Simple list of values (1 column from any table) takes 1.5 to 4 seconds to load)

What I have tried

  1. Moving SQL pool from West Europe to France and back. No improvements

  2. Applying indexes: row- and columnstore, clustered and non-clustered, manual and automatically defined (inl. statistics) - gives 10...20% improvements in performance, which does not resolve the issue.

  3. Changing resource classes: smallrc, largerc, xlargerc. % of DWUs used still never exceeds 50 (out of 200). No improvements

  4. Shrinking data formats and removing excessive data: minimal nvarchar(n) possible, the biggest is nvarchar (50), all excessive columns have been removed.
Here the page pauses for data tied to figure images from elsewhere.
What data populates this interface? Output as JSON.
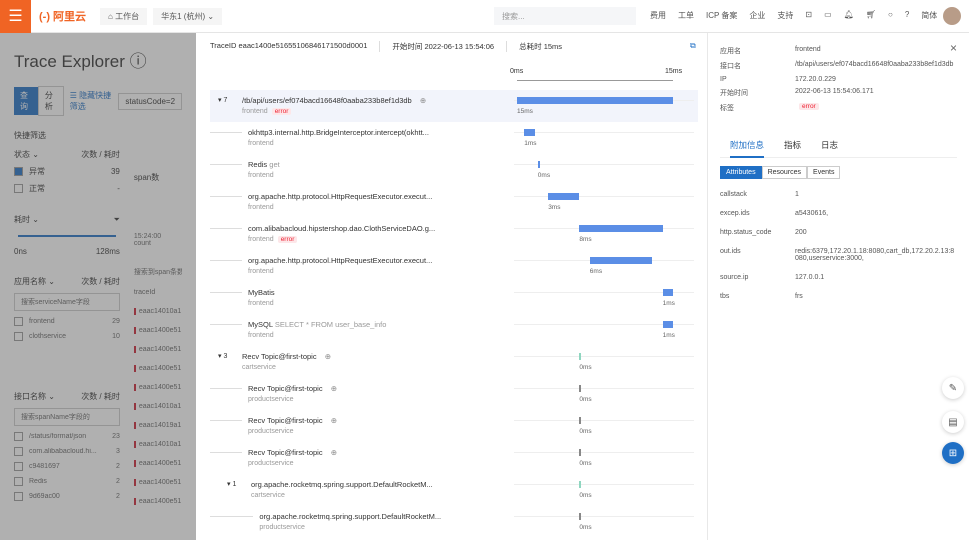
{
  "topbar": {
    "logo": "(-) 阿里云",
    "workbench": "⌂ 工作台",
    "region": "华东1 (杭州) ⌄",
    "search_placeholder": "搜索...",
    "links": [
      "费用",
      "工单",
      "ICP 备案",
      "企业",
      "支持"
    ],
    "lang": "简体"
  },
  "left": {
    "title": "Trace Explorer ⓘ",
    "mode_tabs": [
      "查询",
      "分析"
    ],
    "hide_filter": "☰ 隐藏快捷筛选",
    "query": "statusCode=2",
    "quick_filter": "快捷筛选",
    "status_label": "状态 ⌄",
    "count_time": "次数 / 耗时",
    "status_items": [
      {
        "label": "异常",
        "count": "39",
        "checked": true
      },
      {
        "label": "正常",
        "count": "-",
        "checked": false
      }
    ],
    "duration_label": "耗时 ⌄",
    "range_min": "0ns",
    "range_max": "128ms",
    "span_count_label": "span数",
    "chart_time": "15:24:00",
    "chart_legend": "count",
    "app_label": "应用名称 ⌄",
    "app_search": "搜索serviceName字段",
    "apps": [
      {
        "name": "frontend",
        "count": "29"
      },
      {
        "name": "clothservice",
        "count": "10"
      }
    ],
    "iface_label": "接口名称 ⌄",
    "iface_search": "搜索spanName字段的",
    "ifaces": [
      {
        "name": "/status/format/json",
        "count": "23"
      },
      {
        "name": "com.alibabacloud.hi...",
        "count": "3"
      },
      {
        "name": "c9481697",
        "count": "2"
      },
      {
        "name": "Redis",
        "count": "2"
      },
      {
        "name": "9d69ac00",
        "count": "2"
      }
    ],
    "found_label": "搜索到span条数:",
    "traceid_col": "traceId",
    "trace_rows": [
      "eaac14010a1",
      "eaac1400e51",
      "eaac1400e51",
      "eaac1400e51",
      "eaac1400e51",
      "eaac14010a1",
      "eaac14019a1",
      "eaac14010a1",
      "eaac1400e51",
      "eaac1400e51",
      "eaac1400e51"
    ]
  },
  "trace": {
    "trace_id": "TraceID eaac1400e51655106846171500d0001",
    "start": "开始时间 2022-06-13 15:54:06",
    "total": "总耗时 15ms",
    "axis_start": "0ms",
    "axis_end": "15ms",
    "total_ms": 15,
    "spans": [
      {
        "toggle": "▾ 7",
        "name": "/tb/api/users/ef074bacd16648f0aaba233b8ef1d3db",
        "svc": "frontend",
        "error": "error",
        "start": 0,
        "dur": 15,
        "label": "15ms",
        "indent": 0,
        "zoom": true
      },
      {
        "name": "okhttp3.internal.http.BridgeInterceptor.intercept(okhtt...",
        "svc": "frontend",
        "start": 0.7,
        "dur": 1,
        "label": "1ms",
        "indent": 1
      },
      {
        "name": "Redis",
        "extra": "get",
        "svc": "frontend",
        "start": 2,
        "dur": 0.1,
        "label": "0ms",
        "indent": 1
      },
      {
        "name": "org.apache.http.protocol.HttpRequestExecutor.execut...",
        "svc": "frontend",
        "start": 3,
        "dur": 3,
        "label": "3ms",
        "indent": 1
      },
      {
        "name": "com.alibabacloud.hipstershop.dao.ClothServiceDAO.g...",
        "svc": "frontend",
        "error": "error",
        "start": 6,
        "dur": 8,
        "label": "8ms",
        "indent": 1
      },
      {
        "name": "org.apache.http.protocol.HttpRequestExecutor.execut...",
        "svc": "frontend",
        "start": 7,
        "dur": 6,
        "label": "6ms",
        "indent": 1
      },
      {
        "name": "MyBatis",
        "svc": "frontend",
        "start": 14,
        "dur": 1,
        "label": "1ms",
        "indent": 1
      },
      {
        "name": "MySQL",
        "extra": "SELECT * FROM user_base_info",
        "svc": "frontend",
        "start": 14,
        "dur": 1,
        "label": "1ms",
        "indent": 1
      },
      {
        "toggle": "▾ 3",
        "name": "Recv Topic@first-topic",
        "svc": "cartservice",
        "start": 6,
        "dur": 0.1,
        "label": "0ms",
        "indent": 0,
        "zoom": true,
        "color": "#8fd6c0"
      },
      {
        "name": "Recv Topic@first-topic",
        "svc": "productservice",
        "start": 6,
        "dur": 0.1,
        "label": "0ms",
        "indent": 1,
        "zoom": true,
        "color": "#888"
      },
      {
        "name": "Recv Topic@first-topic",
        "svc": "productservice",
        "start": 6,
        "dur": 0.1,
        "label": "0ms",
        "indent": 1,
        "zoom": true,
        "color": "#888"
      },
      {
        "name": "Recv Topic@first-topic",
        "svc": "productservice",
        "start": 6,
        "dur": 0.1,
        "label": "0ms",
        "indent": 1,
        "zoom": true,
        "color": "#888"
      },
      {
        "toggle": "▾ 1",
        "name": "org.apache.rocketmq.spring.support.DefaultRocketM...",
        "svc": "cartservice",
        "start": 6,
        "dur": 0.1,
        "label": "0ms",
        "indent": 0.3,
        "color": "#8fd6c0"
      },
      {
        "name": "org.apache.rocketmq.spring.support.DefaultRocketM...",
        "svc": "productservice",
        "start": 6,
        "dur": 0.1,
        "label": "0ms",
        "indent": 1.3,
        "color": "#888"
      }
    ]
  },
  "detail": {
    "fields": [
      {
        "k": "应用名",
        "v": "frontend"
      },
      {
        "k": "接口名",
        "v": "/tb/api/users/ef074bacd16648f0aaba233b8ef1d3db"
      },
      {
        "k": "IP",
        "v": "172.20.0.229"
      },
      {
        "k": "开始时间",
        "v": "2022-06-13 15:54:06.171"
      }
    ],
    "tag_label": "标签",
    "tag": "error",
    "tabs": [
      "附加信息",
      "指标",
      "日志"
    ],
    "segments": [
      "Attributes",
      "Resources",
      "Events"
    ],
    "attrs": [
      {
        "k": "callstack",
        "v": "1"
      },
      {
        "k": "excep.ids",
        "v": "a5430616,"
      },
      {
        "k": "http.status_code",
        "v": "200"
      },
      {
        "k": "out.ids",
        "v": "redis:6379,172.20.1.18:8080,cart_db,172.20.2.13:8080,userservice:3000,"
      },
      {
        "k": "source.ip",
        "v": "127.0.0.1"
      },
      {
        "k": "tbs",
        "v": "frs"
      }
    ],
    "close": "×"
  },
  "colors": {
    "accent": "#1f6fc5",
    "brand": "#f06424",
    "bar": "#5b8ee6",
    "error": "#e23"
  }
}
No improvements

  5. Isolating the model: I have a larger data model, for testing puproses I have isolated 3 tables into a separate model to make sure other parts do not affect the performance. No improvements.

  6. Reducing number of KPI and filters With only 2 report filters left (main table fields only) the visual takes 2 seconds to load. With +2 filters on the connected date table 2,5 sec, with +2 filters on user table 6 sec. Which means that I would only be able to use 1-2 filter reports, which is not acceptable.

1

1 Answers

0
votes

It's a bit of trial and error process unfortunately. Here are a few things that are not in your list already:

  • many-to-one based on user_id (varchar(10)) -> Add a numeric column which is a hash of user_id column and use that to join instead of varchar column.
  • Ensure your statistics are up to date.
  • Try Dual mode. Load smaller dimension tables in-memory and keep fact tables in DB.
  • Use aggregates such that unless a user is trying to drill down report is actually populated without querying DB.
  • Partition your fact table by appropriate column.
  • Make sure you're using the right distribution for your fact table and have chosen the right column.

Be careful with Partitioning and Distribution. Synapse is designed a little differently than traditional RDBs (like MySQL), it's closer to NoSQL DBs to some extent, but not completely. So understand how these concepts work in Syanpse before using them (or your might get worse performance)!